C'était un objet auquel elle tenait plus que tout : un iPod argenté, témoin de dix années de passion musicale. Pourtant, en février 2018, cet appareil a rendu l'âme, laissant son propriétaire face à une réalité implacable : Apple ne fournit plus de pièces détachées pour les modèles classiques. Selon Courrier International, cette annonce a marqué un tournant pour des milliers d'utilisateurs, illustrant la fin d'une ère technologique.
Ce qu'il faut retenir
- En février 2018, Apple a définitivement arrêté la fourniture de pièces détachées pour les iPod classiques, condamnant ces appareils à une disparition progressive
- Un jeune réparateur interrogé par le quotidien De Standaard (Bruxelles) a confirmé l'impossibilité de réparer un iPod argenté, faute de composants disponibles
- Pour son propriétaire, alors âgé de 22 ans, cet appareil représentait une décennie de collecte minutieuse de musique, organisée via iTunes
- Apple ne propose désormais que des iPod Touch ou des iPhone, marquant un virage stratégique vers des appareils multifonctions
Le récit, rapporté par Courrier International à partir d'un article du journal flamand De Standaard, met en lumière l'attachement émotionnel et pratique que suscitaient ces baladeurs numériques. Pour ce jeune homme, l'iPod n'était pas qu'un simple objet : il incarnait une quête obsessionnelle de découvertes musicales, une routine quotidienne de téléchargements sur iTunes, et une partie intégrante de son quotidien. « Nous ne réparons plus les iPod », a indiqué le vendeur de l'atelier, confirmant la décision d'Apple de concentrer ses efforts sur des appareils intégrant des fonctionnalités bien plus larges.
Le 4 décembre 1918, De Standaard voyait le jour en Belgique, porté par une ligne éditoriale ancrée dans la rigueur et l'indépendance. Au fil des décennies, le titre a su évoluer, abandonnant en 1999 ses références catholiques pour s'adapter aux mutations sociétales. Son engagement en faveur d'une information « fiable, indépendante et de qualité » s'est concrétisé en 2007 par une refonte graphique et numérique, répondant aux exigences d'un lectorat en mutation. Aujourd'hui, le journal continue de couvrir des sujets de société, parmi lesquels la fin d'une technologie aussi emblématique que l'iPod.
Le modèle argenté de l'iPod, produit phare d'une époque où la musique se consommait de manière linéaire et personnelle, symbolisait bien plus qu'une simple innovation technique. Pour son propriétaire, il était le fruit d'un investissement personnel considérable : dix ans de recherche méthodique de titres, d'albums rares, et d'organisation méticuleuse au sein de sa discothèque numérique. « Chaque trouvaille me plongeait dans une extase », a-t-il confié, soulignant l'intensité de cette passion. Pourtant, face à l'arrêt des réparations, la réalité s'est imposée : une page se tournait, celle d'une relation exclusive entre l'utilisateur et son appareil.
Apple, qui avait lancé l'iPod en 2001, a progressivement délaissé ce segment pour se concentrer sur des produits aux usages multiples. Aujourd'hui, la gamme iPod se limite aux modèles Touch, des appareils hybrides entre baladeur et mini-ordinateur, tandis que l'iPhone domine le marché des smartphones. Cette stratégie reflète une évolution majeure des habitudes de consommation : la musique, autrefois consommée de manière autonome sur un appareil dédié, s'est intégrée à des écosystèmes connectés, où l'accès au contenu prime sur la possession physique.
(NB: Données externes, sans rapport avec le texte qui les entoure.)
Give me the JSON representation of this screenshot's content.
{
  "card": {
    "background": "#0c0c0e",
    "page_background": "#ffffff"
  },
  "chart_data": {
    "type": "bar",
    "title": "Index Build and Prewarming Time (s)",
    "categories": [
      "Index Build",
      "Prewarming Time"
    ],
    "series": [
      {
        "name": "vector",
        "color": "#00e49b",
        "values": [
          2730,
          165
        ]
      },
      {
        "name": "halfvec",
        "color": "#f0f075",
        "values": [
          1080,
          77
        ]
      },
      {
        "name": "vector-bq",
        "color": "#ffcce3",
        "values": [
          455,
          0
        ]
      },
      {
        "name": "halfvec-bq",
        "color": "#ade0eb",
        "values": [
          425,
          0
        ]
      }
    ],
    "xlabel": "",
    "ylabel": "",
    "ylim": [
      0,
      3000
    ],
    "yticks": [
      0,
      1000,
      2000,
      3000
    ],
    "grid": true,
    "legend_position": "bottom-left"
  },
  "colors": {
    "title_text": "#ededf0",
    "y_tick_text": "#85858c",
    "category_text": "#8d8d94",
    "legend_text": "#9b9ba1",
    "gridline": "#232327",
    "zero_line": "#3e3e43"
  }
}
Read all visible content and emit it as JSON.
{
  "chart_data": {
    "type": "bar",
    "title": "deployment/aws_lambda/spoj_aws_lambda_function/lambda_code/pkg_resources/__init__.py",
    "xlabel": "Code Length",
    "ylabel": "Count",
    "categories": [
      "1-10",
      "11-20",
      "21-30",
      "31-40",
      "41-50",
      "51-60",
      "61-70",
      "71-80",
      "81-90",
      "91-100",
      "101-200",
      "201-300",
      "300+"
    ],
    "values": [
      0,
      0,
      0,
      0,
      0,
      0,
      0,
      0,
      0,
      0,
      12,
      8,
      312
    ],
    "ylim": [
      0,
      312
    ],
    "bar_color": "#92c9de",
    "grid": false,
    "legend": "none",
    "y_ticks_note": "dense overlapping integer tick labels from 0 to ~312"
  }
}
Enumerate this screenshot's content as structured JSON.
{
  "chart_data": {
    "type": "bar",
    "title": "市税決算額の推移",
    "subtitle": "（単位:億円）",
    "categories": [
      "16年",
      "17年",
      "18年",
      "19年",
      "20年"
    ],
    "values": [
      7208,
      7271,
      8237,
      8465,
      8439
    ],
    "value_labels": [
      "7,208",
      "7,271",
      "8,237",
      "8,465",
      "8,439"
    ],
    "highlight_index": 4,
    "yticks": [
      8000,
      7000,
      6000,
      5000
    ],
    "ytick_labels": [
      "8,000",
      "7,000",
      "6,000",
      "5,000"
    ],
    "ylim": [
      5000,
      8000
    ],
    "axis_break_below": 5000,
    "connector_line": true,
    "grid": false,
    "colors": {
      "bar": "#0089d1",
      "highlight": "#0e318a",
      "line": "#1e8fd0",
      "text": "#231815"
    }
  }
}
Pourtant, l'attachement à ces appareils reste vivace chez une partie des utilisateurs. Le témoignage rapporté par Courrier International en est la preuve : l'arrêt des réparations ne signe pas seulement la fin d'un produit, mais aussi celle d'une relation intime entre l'utilisateur et sa musique. « Aujourd'hui, ils ne font plus que des iPod Touch ou des iPhone », a précisé le vendeur, résumant ainsi la stratégie d'Apple. Une stratégie qui, si elle répond aux attentes du marché, laisse derrière elle des milliers d'utilisateurs nostalgiques d'une époque où la musique se vivait différemment.
Plusieurs options s'offrent à eux : se tourner vers les iPod Touch, qui restent en production, ou adopter des baladeurs numériques d'autres marques. Les plateformes de streaming, comme Apple Music ou Spotify, offrent également un accès illimité à des bibliothèques musicales, bien que cette solution nécessite un abonnement et une connexion internet.
La décision s'inscrit dans une stratégie globale de l'entreprise visant à concentrer ses ressources sur des produits plus rentables et polyvalents, comme l'iPhone. Les iPod classiques, bien que populaires à leur époque, ne représentaient plus qu'une niche du marché face à la domination des smartphones.